Chapter 71 The Jeroboam's Story

        Here we meet Gabriel, a "scaramouch" -- in Stubb's words -- who haunts another Nantucket whaleship. As the previous chapter ended, Ahab's gloomy soliloquy was interrupted by the sighting of a sail on the horizon. The Pequod signalled the distant ship, and she replied, signalling she was the whaleship Jeroboam of Nantucket. [Note that Jeroboam, like Ahab, was the name of a king of Israel who fell from favor with the Lord.]

        The Jeroboam approached and "ranged abeam under the Pequod's lee, and lowered a boat that soon drew nigh". But Captain Mayhew let it be known that there was "a malignant epidemic" aboard his ship and, remaining in the boat, refused to come into direct contact with the Pequod's crew. With some difficulty, the rowers in Mayhew's boat were able to keep alongside the Pequod while some conversation was exchanged. It was then that Stubb recognized one of the rowers as the one he was told about "when the Pequod spoke the Town-Ho".

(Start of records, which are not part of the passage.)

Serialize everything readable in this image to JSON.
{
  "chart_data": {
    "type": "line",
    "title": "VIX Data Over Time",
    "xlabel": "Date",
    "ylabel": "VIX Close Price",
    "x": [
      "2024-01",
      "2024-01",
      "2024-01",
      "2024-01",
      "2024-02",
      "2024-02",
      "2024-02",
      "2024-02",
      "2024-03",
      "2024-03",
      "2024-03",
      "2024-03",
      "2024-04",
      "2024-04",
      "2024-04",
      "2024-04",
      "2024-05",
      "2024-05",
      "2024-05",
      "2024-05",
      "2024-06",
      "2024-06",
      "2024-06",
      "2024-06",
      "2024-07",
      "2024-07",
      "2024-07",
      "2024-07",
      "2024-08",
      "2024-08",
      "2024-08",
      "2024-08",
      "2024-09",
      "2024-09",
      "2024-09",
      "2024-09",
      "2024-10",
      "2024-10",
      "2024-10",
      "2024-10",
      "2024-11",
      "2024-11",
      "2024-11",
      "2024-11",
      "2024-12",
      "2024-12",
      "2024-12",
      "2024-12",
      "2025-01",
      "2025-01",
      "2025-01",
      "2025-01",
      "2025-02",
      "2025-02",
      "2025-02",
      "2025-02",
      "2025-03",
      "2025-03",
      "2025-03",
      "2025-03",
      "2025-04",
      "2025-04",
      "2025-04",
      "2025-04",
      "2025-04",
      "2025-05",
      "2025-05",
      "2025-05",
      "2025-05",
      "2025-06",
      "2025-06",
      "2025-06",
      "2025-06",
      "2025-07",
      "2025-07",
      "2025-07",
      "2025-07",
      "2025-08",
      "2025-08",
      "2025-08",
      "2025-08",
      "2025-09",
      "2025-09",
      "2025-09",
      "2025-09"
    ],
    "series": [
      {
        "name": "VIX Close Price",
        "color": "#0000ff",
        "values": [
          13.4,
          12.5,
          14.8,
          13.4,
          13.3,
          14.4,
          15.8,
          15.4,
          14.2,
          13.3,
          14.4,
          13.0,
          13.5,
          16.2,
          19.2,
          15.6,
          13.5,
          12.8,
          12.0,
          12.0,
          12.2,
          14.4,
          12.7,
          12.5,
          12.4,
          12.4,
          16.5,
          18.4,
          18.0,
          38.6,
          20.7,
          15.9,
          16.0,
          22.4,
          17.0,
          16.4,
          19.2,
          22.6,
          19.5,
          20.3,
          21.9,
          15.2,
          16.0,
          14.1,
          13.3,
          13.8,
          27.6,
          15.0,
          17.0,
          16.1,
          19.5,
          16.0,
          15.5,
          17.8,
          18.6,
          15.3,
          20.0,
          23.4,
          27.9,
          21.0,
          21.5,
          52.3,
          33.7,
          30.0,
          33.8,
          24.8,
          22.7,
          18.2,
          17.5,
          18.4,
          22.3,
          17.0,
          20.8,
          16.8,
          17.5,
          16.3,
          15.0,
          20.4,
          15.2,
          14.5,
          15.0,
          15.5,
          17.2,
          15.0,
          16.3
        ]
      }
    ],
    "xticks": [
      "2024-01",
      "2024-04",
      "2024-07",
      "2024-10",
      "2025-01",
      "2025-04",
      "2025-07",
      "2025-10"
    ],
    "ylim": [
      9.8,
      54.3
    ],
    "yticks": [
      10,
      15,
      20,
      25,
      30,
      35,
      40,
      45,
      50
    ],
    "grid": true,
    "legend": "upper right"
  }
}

        It seems that this "scaramouch" had been something of a prophet to a sect of Shakers [a celibate religious group], but -- inexplicably -- he took it into his head to go to Nantucket as a green-hand whaleman -- and was shipped aboard the Jeroboam. As soon as the ship was out of sight of land, he "announced himself as the archangel Gabriel and commanded Captain Mayhew to jump overboard". In so doing, he won over the superstitious, fearful crew immediately; he refused to work except when it pleased him to do so; and he threatened the ship and all hands to "unconditional perdition" should the captain try to get rid of him. The crew informed the captain that they would desert the ship if Gabriel were removed. And so Gabriel had the complete freedom of the ship -- and when the plague struck, he declared it was his doing, whereupon he got homage such as might be rendered to a god. "Such things may seem incredible, but the history of fanatics is replete with their own self-deception, and their measureless power in deceiving so many others."

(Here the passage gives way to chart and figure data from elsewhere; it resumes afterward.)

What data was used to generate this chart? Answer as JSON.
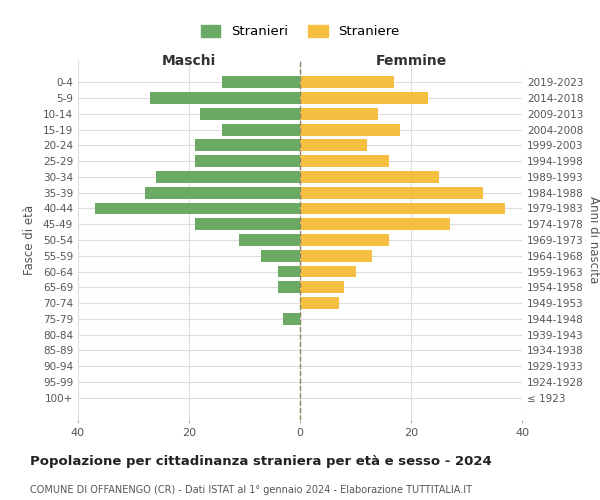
{
  "age_groups": [
    "100+",
    "95-99",
    "90-94",
    "85-89",
    "80-84",
    "75-79",
    "70-74",
    "65-69",
    "60-64",
    "55-59",
    "50-54",
    "45-49",
    "40-44",
    "35-39",
    "30-34",
    "25-29",
    "20-24",
    "15-19",
    "10-14",
    "5-9",
    "0-4"
  ],
  "birth_years": [
    "≤ 1923",
    "1924-1928",
    "1929-1933",
    "1934-1938",
    "1939-1943",
    "1944-1948",
    "1949-1953",
    "1954-1958",
    "1959-1963",
    "1964-1968",
    "1969-1973",
    "1974-1978",
    "1979-1983",
    "1984-1988",
    "1989-1993",
    "1994-1998",
    "1999-2003",
    "2004-2008",
    "2009-2013",
    "2014-2018",
    "2019-2023"
  ],
  "males": [
    0,
    0,
    0,
    0,
    0,
    3,
    0,
    4,
    4,
    7,
    11,
    19,
    37,
    28,
    26,
    19,
    19,
    14,
    18,
    27,
    14
  ],
  "females": [
    0,
    0,
    0,
    0,
    0,
    0,
    7,
    8,
    10,
    13,
    16,
    27,
    37,
    33,
    25,
    16,
    12,
    18,
    14,
    23,
    17
  ],
  "male_color": "#6aaa64",
  "female_color": "#f5bf42",
  "background_color": "#ffffff",
  "grid_color": "#dddddd",
  "title": "Popolazione per cittadinanza straniera per età e sesso - 2024",
  "subtitle": "COMUNE DI OFFANENGO (CR) - Dati ISTAT al 1° gennaio 2024 - Elaborazione TUTTITALIA.IT",
  "xlabel_left": "Maschi",
  "xlabel_right": "Femmine",
  "ylabel_left": "Fasce di età",
  "ylabel_right": "Anni di nascita",
  "legend_male": "Stranieri",
  "legend_female": "Straniere",
  "xlim": 40,
  "bar_height": 0.75
}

        "I fear not thy epidemic, man," said Ahab from the bulwarks [side railing], "come aboard." But Gabriel here interrupted: "Beware of the horrible plague!" At this, Captain Mayhew tried to shut Gabriel up -- but the boat lurched in the wind. "Hast thou seen the White Whale?" demanded Ahab. And Gabriel pipes up, Beware of his horrible tail! Captain Mayhew, furious, shouts, "I tell thee again, Gabriel, that --" But the boat lurched again.

        Remarkably, Captain Mayhew was able to tell his tale of Moby Dick despite the riotous waves and the insolent interuptions from "God's Hero". It seems that Gabriel had forbidden the striking of the great White Whale, insisting that it was "the Shaker God incarnated" -- but Macey, the chief mate, had defied fate and managed to get a harpoon into Moby Dick. Gabriel ascended the main-royal mast-head and shouted prophecies of doom down on Macey's head. Sure enough, a flick of the whale's tail and Mate Macey went flying through the air, sinking down to Davey Jones. Gabriel claimed credit, Moby Dick cruised away, and the Jeroboam filled with nameless fright. From the tossing boat Gabriel bade Ahab to beware the blasphemer's fate.

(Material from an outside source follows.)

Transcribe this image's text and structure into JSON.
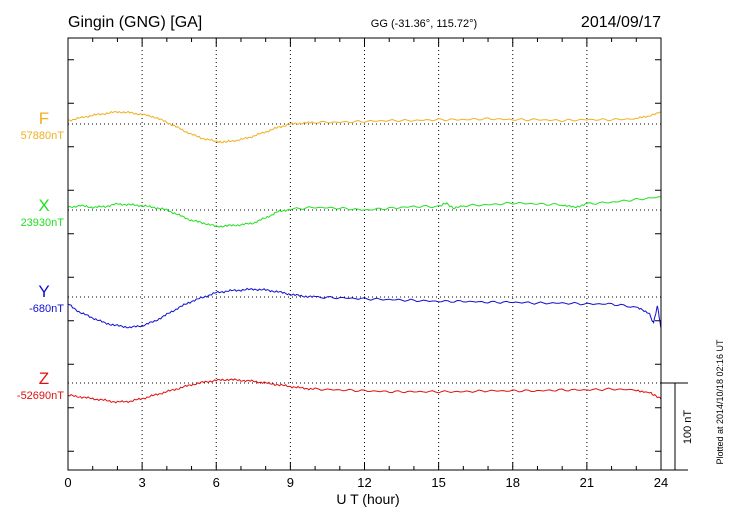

        It turns out that the Pequod's mail bag contained a letter from Macey's wife. In being transferred to Mayhew's boat, the letter fell into Gabriel's hands. The scaramouch impaled it on a knife and hurled it back to Ahab crying, "Nay, keep it thyself -- thou art soon going where Macey now lies." After that, many strange things were hinted among the Pequod's crew in reference to this wild affair.